- Kategori
- Sosyoloji
Belki de sensin.
" Boğuntu" Norveçli ressam Edvard Munch
Kalabalık, açılan kapılardan vapura saldırdı. Sözcüğün tam anlamıyla bir saldırıydı bu. Atalarımızın cengaver ruhu şahlanmış olmalıydı. İnsanlar kapılardan delirmiş gibi atılıyor, birbirini itileyerek kakarak vapura doğru koşuyordu. Genç, yaşlı, kadın,erkek, çocuk birlikte çıldırmış gibiydiler.
Bu kargaşada insanın bütün ilkel dürtülerini görüyordunuz. Koşma, yanındakini geçme, dirseğini yana açarak yanındakini engelleme, gerekirse bir ayağını - çaktırmadan - yanındakinin önüne atarak durma. Bu arada önüne açılan süpriz boşlukları hemen doldurma, boş bir ayak alanına bile hemen sıçrama. Bedensel mücadelenin açık ve gizli bütün bütün biçimleri kullanılıyordu.
Uzaktan bakınca bütün bu insanların ya bir felaketten kaçtıklarını ya da bir yağmaya koştuğunu sanırdınız. Oysa olup biten vapurda bir yer bulup oturmak içindi. Bu ön saflarda itişen kakışan insanların hepsi de elbette oturacaktı. Vapura ilk girenler bu sefer de telaş içinde " en iyi" yeri kapma yarışına girerler, beğendikleri yere seğirtirlerdi.
Fetihci geleneğimize binlerce övgü... Hiç değilse bu kadarcık olsun içimizde yaşıyordu.

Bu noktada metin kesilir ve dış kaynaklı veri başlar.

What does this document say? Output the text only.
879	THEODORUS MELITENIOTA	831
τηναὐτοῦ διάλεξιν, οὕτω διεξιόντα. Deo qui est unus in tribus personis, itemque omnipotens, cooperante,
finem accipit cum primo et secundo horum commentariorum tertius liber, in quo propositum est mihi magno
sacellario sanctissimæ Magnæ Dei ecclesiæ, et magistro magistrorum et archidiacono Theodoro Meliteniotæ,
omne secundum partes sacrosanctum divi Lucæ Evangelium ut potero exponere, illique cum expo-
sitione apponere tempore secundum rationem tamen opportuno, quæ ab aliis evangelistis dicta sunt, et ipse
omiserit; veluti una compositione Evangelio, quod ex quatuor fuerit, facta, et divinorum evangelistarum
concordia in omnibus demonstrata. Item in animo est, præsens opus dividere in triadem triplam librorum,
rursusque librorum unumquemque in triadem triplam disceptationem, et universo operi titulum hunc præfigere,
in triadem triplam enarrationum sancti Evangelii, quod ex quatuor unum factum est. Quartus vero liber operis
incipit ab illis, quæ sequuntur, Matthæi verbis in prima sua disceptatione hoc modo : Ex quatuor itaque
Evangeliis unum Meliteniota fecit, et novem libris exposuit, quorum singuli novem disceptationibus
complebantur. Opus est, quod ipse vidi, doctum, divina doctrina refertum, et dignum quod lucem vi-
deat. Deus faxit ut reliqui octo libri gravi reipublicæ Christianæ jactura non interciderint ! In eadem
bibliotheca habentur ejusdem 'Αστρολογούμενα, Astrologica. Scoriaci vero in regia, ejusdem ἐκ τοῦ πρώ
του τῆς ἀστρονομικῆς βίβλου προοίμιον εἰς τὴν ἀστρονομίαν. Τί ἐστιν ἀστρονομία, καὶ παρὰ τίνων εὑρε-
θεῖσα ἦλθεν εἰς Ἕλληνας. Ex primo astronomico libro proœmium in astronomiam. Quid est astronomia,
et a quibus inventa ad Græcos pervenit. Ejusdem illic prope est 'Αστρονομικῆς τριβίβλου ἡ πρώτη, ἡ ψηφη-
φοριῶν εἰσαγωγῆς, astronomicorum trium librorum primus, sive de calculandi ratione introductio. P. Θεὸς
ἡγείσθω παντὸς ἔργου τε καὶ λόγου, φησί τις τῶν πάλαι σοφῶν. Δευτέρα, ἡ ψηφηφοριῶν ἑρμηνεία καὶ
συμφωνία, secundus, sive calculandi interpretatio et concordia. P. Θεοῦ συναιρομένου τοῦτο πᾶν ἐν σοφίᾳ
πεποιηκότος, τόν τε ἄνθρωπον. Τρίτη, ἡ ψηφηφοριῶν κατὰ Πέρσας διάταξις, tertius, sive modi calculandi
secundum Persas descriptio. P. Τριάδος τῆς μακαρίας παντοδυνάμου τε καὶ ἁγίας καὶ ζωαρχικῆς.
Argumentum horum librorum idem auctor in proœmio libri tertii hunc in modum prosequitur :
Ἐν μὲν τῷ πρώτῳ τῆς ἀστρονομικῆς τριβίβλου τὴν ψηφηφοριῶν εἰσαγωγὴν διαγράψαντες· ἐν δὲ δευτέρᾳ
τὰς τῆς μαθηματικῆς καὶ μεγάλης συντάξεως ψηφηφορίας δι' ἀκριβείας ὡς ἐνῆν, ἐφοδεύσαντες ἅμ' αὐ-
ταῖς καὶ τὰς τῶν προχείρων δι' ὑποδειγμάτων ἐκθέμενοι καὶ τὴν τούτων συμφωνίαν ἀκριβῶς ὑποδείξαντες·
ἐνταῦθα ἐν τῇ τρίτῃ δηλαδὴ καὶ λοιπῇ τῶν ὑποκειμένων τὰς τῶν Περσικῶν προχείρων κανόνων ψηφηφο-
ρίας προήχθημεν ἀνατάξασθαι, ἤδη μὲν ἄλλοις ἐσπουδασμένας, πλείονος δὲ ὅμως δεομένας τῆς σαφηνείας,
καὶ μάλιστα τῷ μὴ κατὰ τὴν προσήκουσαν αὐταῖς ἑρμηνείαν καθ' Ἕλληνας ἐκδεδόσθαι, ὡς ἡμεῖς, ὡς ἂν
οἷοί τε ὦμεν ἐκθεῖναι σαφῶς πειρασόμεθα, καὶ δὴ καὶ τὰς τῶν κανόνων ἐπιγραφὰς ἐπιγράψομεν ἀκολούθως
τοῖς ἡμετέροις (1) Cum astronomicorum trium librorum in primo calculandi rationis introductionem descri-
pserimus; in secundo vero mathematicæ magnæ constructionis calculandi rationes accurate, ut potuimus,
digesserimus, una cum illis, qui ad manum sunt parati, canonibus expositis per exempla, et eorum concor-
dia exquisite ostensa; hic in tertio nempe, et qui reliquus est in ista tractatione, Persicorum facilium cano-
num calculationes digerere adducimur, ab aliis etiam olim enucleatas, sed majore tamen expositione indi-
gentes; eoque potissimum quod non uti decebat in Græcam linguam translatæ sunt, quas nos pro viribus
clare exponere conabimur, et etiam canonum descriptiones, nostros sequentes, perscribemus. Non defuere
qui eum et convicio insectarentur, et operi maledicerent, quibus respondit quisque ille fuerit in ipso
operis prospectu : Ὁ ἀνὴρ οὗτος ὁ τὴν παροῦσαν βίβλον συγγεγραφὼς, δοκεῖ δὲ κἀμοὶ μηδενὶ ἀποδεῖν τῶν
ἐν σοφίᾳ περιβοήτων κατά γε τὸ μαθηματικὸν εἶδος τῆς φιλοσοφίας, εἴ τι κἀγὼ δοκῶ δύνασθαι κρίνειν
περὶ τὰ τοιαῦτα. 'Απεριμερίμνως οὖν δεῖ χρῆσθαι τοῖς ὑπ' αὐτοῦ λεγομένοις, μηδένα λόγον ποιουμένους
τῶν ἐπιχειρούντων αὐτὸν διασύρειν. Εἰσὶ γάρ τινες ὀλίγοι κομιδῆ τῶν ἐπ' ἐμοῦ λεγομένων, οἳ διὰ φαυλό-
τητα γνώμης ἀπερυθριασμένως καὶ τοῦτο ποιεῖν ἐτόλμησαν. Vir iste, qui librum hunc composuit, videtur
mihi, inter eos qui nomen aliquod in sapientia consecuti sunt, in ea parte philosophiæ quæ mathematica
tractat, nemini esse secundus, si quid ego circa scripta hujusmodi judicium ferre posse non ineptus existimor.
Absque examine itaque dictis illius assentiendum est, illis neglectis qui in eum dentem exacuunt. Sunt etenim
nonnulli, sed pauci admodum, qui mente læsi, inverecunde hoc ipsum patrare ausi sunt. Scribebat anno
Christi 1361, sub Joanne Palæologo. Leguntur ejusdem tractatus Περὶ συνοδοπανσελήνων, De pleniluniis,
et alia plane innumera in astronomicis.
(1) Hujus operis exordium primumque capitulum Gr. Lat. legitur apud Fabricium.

Her vapurun böyle yeniden fethi "atalarımızın ruhu ölmemeli" diyen milliyetci kardeşlerimizin gözünü yaşartmalı derim. Fetihci ruhumuz ölmedi ölmeyecek. Kim aksini söylerse, bir vapur iskelesine gitsin de görsün... ( alıntı)
BE - EM -VE'Lİ TALAŞ BÖREĞİ. ERDAL ATABEK
Bir vapur hikayesidir; Atabek iş dönüşü vapurlara koşan insanları anlatır bu hikayesinde. Hikayenin bu kısmı - Atabek her ne kadar vapur insanlarını aktarsa da- bana siyasetcilerimizi, medyamızın o çok bilmiş kalemşörlerini, halkın sığırcık kuşu yavrusu misali gözü kapalı yağdanlık kısmını anımsattı. Nasıl da cengaverce koşuyorlar değil mi iktidara, BE HEY BE!